On the Dielectric Losses of Polyethylene at Medium and High Frequencies
As mobile communication moves from 3G to 4G, the bandwidth used will be extended from 2 GHz to 5 GHz. The propagation loss is related to the 2.6:th power of frequency, thus a large increase in power consumption may be expected. The dielectric properties of the insulation in coaxial cables are of increasing importance for the propagation losses at high frequencies. “Electrically clean” polyethylene grades have very good dielectric properties up to 1 GHz after which the dielectric losses can increase. Foaming of polyethylene improves the dielectric properties even further. The aim of the present work is to gain an improved understanding of the dielectric losses in polyethylene foams.

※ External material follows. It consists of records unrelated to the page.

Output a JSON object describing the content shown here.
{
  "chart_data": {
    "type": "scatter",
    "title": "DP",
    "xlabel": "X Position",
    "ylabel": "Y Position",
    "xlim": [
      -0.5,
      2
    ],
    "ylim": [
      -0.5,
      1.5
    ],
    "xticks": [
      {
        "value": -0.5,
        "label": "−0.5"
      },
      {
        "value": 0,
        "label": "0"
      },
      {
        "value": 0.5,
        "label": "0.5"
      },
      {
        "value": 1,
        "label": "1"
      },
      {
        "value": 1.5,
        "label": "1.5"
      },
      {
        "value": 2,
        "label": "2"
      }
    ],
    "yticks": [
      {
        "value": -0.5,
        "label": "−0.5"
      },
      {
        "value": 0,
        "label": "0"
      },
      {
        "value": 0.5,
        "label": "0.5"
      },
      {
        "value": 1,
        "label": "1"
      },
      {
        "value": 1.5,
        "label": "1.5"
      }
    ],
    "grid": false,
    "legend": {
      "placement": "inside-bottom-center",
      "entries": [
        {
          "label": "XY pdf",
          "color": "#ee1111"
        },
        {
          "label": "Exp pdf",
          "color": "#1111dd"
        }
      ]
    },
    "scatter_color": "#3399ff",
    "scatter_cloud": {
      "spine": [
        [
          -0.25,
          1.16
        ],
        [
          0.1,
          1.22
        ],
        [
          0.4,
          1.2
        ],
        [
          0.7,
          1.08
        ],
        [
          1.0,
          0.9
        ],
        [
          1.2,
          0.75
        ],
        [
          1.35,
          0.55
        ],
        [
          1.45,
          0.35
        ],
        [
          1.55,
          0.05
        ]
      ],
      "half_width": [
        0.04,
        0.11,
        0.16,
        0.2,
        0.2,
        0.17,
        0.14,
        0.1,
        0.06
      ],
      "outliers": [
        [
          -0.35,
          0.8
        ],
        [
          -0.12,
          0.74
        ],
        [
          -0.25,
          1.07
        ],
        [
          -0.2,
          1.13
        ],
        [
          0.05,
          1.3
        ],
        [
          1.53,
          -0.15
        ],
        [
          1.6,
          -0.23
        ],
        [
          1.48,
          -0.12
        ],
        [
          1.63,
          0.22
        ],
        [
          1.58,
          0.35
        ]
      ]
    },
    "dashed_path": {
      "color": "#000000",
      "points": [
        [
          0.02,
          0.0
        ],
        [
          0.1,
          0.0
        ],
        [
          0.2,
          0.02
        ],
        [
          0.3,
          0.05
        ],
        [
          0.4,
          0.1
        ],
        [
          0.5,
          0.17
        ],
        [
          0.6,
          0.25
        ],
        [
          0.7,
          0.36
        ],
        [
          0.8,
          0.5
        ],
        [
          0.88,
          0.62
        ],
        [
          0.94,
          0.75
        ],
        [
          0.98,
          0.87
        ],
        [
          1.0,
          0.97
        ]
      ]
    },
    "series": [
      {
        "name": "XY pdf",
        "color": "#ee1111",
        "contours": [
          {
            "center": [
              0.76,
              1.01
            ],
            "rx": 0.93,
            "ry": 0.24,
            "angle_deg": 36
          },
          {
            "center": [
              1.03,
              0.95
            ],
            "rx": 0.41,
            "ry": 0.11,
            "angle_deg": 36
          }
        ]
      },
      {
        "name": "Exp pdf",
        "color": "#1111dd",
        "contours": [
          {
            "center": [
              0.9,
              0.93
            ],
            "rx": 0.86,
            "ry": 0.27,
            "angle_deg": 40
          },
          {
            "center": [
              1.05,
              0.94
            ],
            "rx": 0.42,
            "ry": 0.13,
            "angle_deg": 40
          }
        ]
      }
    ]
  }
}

The dielectric properties of solid high density polyethylene (HDPE) as well as foamed blends of low density polyethylene (LDPE) with HDPE were evaluated at medium and high frequencies using a broadband high-resolution dielectric spectrometer, a split post dielectric resonator and a cavity resonator equipped with a rectangular waveguide.
The foamed samples were prepared by extrusion through a slit die using a laboratory scale single screw extruder. It was found that foaming reduced both the dielectric constant and the dielectric loss factor at medium and high frequencies and increasing porosity led to a better performance. However, increasing the porosity further than 50% would require improved strain hardening properties of the melt. Useful die temperatures for foaming were between 195°C and 210°C. Incorporation of the chemical blowing agent azodicarbonamide increased significantly the dielectric loss factor of both the processed and unprocessed foaming blends. Deformation of foam cells occurred when the consolidating melt was subjected to drawing and compression. The cells became elongated and flattened which can reduce the dielectric losses.
In order to study the dielectric properties of solid HDPE, eight technical grades differing in molecular characteristics, catalyst types, co-monomer types and additive content were used. Samples were prepared by compression moulding the materials into plaques. The dielectric losses, as given by the dielectric loss tangent, decreased more or less linearly with an increasing degree of crystallinity for this series of polyethylenes. Lower dielectric losses were also associated with a higher melting point. An increased dielectric loss tangent could furthermore be related to a higher content of carbonyl and trans-vinylene groups. To some extent, this could be associated with a corresponding reduction in the crystallinity.
Key words: Dielectric properties, polyethylene, frequency, foaming, crystallinity, porosity.